After schemas are enabled, calls on your MaxCompute entrance only affects objects in the schema named DEFAULT by default. To handle objects in other schemas, you need to provide the name of the schema. For instance,

import os
from odps import ODPS
# Make sure environment variable ALIBABA_CLOUD_ACCESS_KEY_ID already set to Access Key ID of user
# while environment variable ALIBABA_CLOUD_ACCESS_KEY_SECRET set to Access Key Secret of user.
# Not recommended to hardcode Access Key ID or Access Key Secret in your code.
o = ODPS(
    os.getenv('ALIBABA_CLOUD_ACCESS_KEY_ID'),
    os.getenv('ALIBABA_CLOUD_ACCESS_KEY_SECRET'),
    project='**your-project**',
    endpoint='**your-endpoint**',
    schema='**your-schema-name**',
)

You can also specify names of schemas when handling MaxCompute objects. For instance, the code below lists all tables under the schema test_schema.

for table in o.list_tables(schema='test_schema'):
    print(table)

The code below gets a table named dual under schema named ``test_schema``and outputs its structure.

table = o.get_table('dual', schema='test_schema')
print(table.table_schema)

You can also specify name of the default schema when executing SQL statements.

o.execute_sql("SELECT * FROM dual", default_schema="test_schema")

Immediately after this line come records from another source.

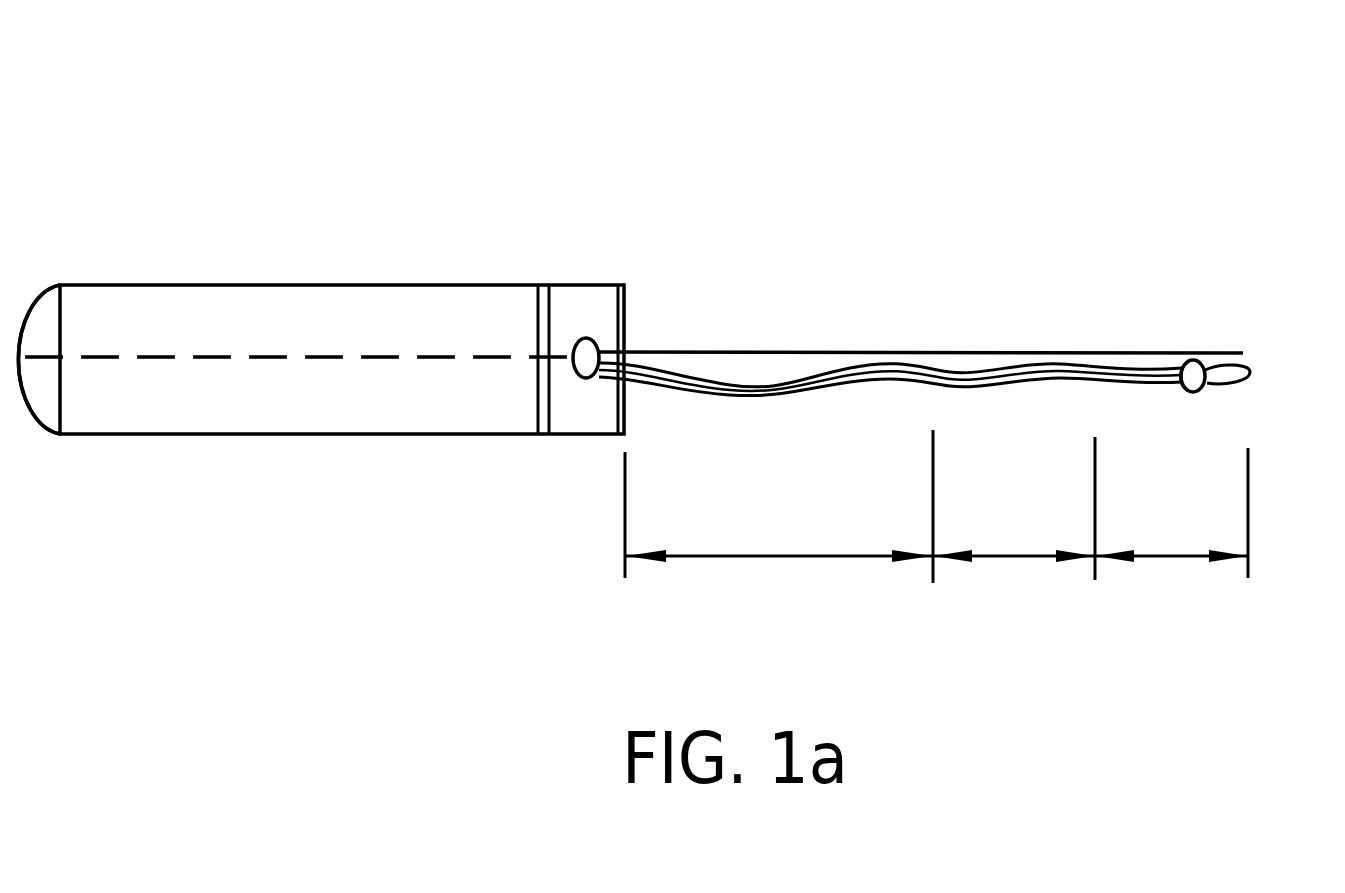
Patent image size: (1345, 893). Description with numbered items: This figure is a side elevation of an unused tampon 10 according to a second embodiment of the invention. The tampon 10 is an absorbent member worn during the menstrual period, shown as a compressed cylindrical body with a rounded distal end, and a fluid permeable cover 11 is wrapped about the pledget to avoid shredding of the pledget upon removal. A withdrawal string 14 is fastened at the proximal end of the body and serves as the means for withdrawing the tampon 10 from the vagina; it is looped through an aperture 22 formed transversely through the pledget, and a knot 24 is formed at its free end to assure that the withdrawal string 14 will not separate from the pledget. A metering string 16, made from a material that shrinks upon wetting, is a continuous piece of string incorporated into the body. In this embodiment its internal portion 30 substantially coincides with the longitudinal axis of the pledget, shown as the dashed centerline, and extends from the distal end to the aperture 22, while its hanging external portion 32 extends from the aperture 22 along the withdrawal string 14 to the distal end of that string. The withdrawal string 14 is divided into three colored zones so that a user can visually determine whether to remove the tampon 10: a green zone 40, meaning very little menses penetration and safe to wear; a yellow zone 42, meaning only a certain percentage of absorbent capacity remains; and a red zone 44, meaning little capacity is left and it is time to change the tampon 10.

The tampon 10 is at (305, 215).
The fluid permeable cover 11 is at (102, 322).
The withdrawal string 14 is at (958, 388).
The metering string 16 is at (283, 358).
The aperture 22 is at (597, 373).
The knot 24 is at (1205, 392).
The internal portion 30 is at (158, 415).
The external portion 32 is at (756, 295).
The green zone 40 is at (1165, 553).
The yellow zone 42 is at (1003, 553).
The red zone 44 is at (771, 553).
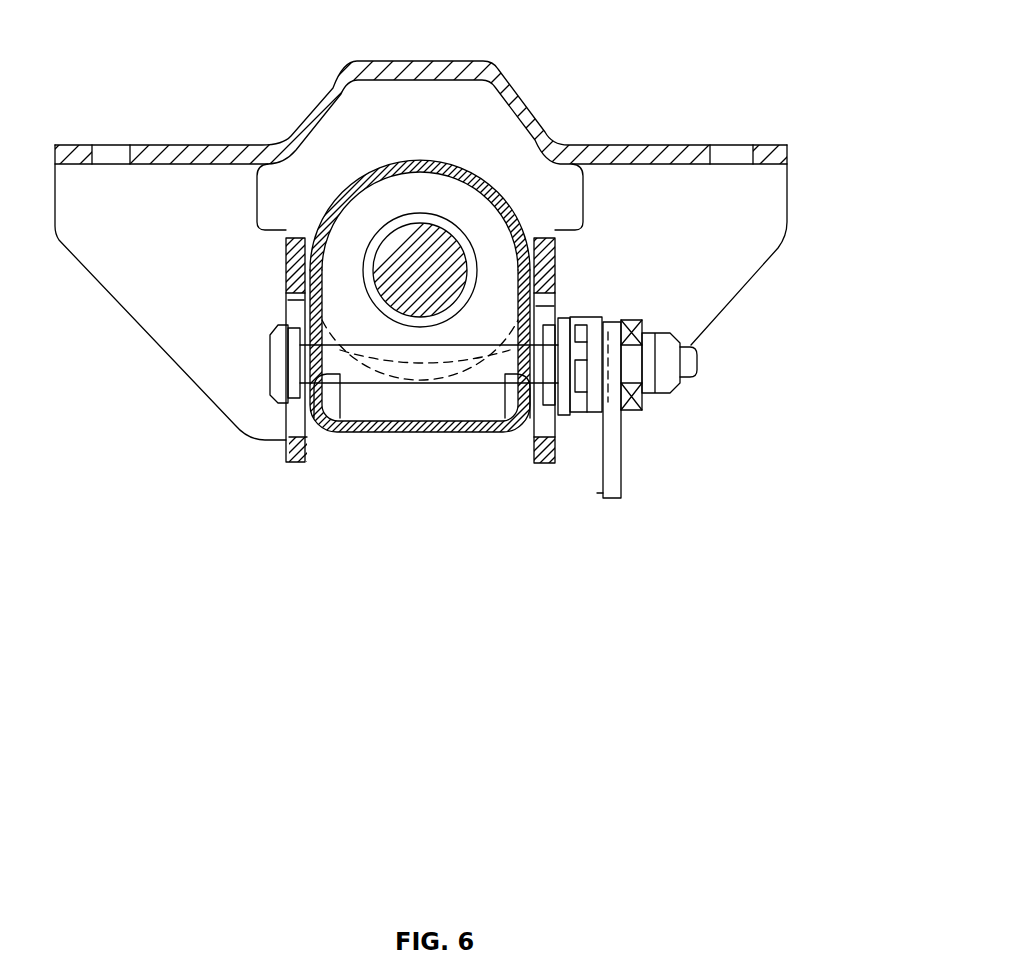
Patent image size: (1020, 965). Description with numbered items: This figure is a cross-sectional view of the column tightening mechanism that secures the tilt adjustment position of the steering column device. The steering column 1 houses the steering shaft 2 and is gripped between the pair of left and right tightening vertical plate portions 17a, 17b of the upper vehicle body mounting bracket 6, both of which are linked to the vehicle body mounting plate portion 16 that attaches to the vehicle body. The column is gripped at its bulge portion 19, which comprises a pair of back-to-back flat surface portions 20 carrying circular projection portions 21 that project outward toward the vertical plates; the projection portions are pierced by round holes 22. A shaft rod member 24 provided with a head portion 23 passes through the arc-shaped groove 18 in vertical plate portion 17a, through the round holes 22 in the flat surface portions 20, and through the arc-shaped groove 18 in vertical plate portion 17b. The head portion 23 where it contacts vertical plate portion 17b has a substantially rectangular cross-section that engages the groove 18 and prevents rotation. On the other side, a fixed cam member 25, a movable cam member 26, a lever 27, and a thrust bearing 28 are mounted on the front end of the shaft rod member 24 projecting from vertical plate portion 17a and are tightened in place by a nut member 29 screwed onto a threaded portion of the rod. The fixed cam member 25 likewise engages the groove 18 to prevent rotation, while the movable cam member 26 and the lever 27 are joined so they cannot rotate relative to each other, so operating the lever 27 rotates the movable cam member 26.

The steering column 1 is at (353, 183).
The steering shaft 2 is at (433, 213).
The upper vehicle body mounting bracket 6 is at (542, 93).
The vehicle body mounting plate portion 16 is at (690, 145).
The tightening vertical plate portion 17a is at (545, 464).
The tightening vertical plate portion 17b is at (296, 465).
The arc-shaped groove 18 is at (287, 301).
The bulge portion 19 is at (420, 433).
The flat surface portion 20 is at (298, 305).
The circular projection portion 21 is at (289, 408).
The round hole 22 is at (346, 412).
The head portion 23 is at (270, 367).
The shaft rod member 24 is at (378, 433).
The fixed cam member 25 is at (567, 416).
The movable cam member 26 is at (590, 413).
The lever 27 is at (622, 473).
The thrust bearing 28 is at (634, 409).
The nut member 29 is at (668, 393).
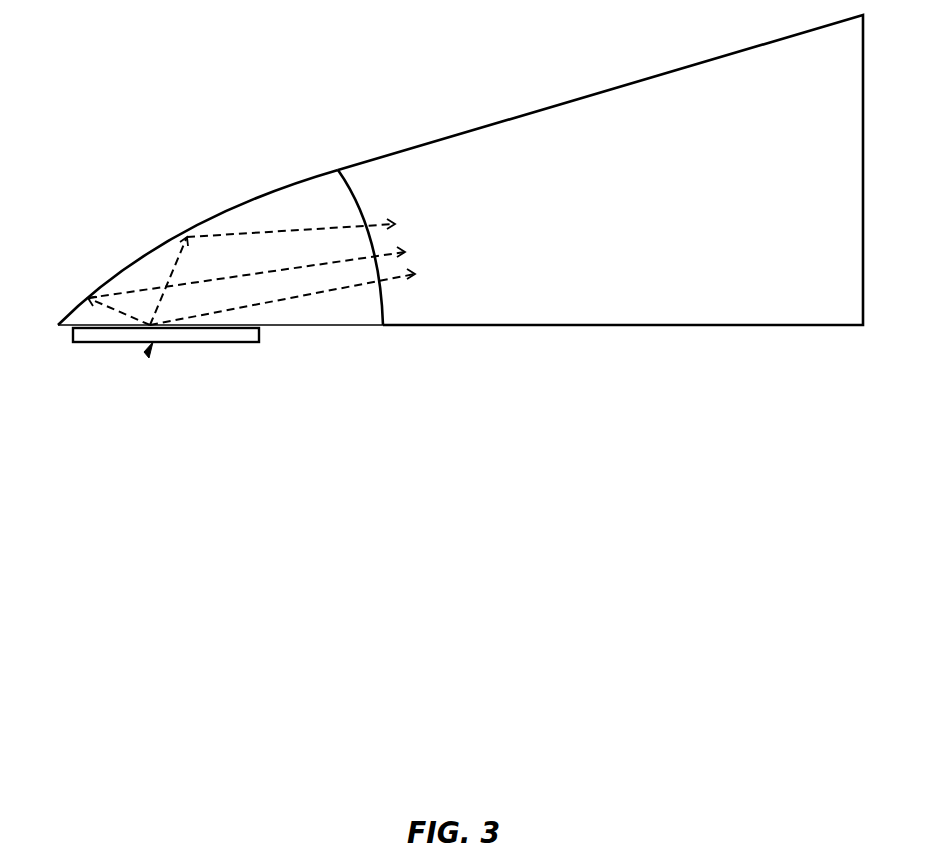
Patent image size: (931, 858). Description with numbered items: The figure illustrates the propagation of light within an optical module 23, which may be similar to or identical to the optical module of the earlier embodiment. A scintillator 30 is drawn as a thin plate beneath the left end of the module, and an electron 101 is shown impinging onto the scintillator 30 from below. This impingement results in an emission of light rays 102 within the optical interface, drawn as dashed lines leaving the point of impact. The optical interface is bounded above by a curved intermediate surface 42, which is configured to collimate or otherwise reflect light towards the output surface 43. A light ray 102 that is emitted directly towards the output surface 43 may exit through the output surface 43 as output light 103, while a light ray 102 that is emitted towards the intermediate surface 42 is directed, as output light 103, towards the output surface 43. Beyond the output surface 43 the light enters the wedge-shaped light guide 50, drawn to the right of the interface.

The light guide 50 is at (617, 221).
The intermediate surface 42 is at (192, 222).
The output surface 43 is at (367, 198).
The scintillator 30 is at (73, 340).
The light rays 102 is at (167, 263).
The output light 103 is at (330, 225).
The electron 101 is at (149, 358).
The optical module 23 is at (223, 716).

对于表而言,如果项目空间没有启用 Schema,get_table 方法对于 x.y 形式的表名,默认按照 project.table 处理。如果当前租户开启了租户级语法开关get_table 会将 x.y 作为 schema.table 处理,否则依然按照 project.table 处理。如果租户上没有配置该选项,可以配置 options.enable_schema = True,此后所有 x.y 都将被作为 schema.table 处理:

from odps import options
options.enable_schema = True
print(o.get_table("myschema.mytable"))

Note

options.enable_schema is supported since PyODPS 0.12.0. options.always_enable_schema should be used in lower versions.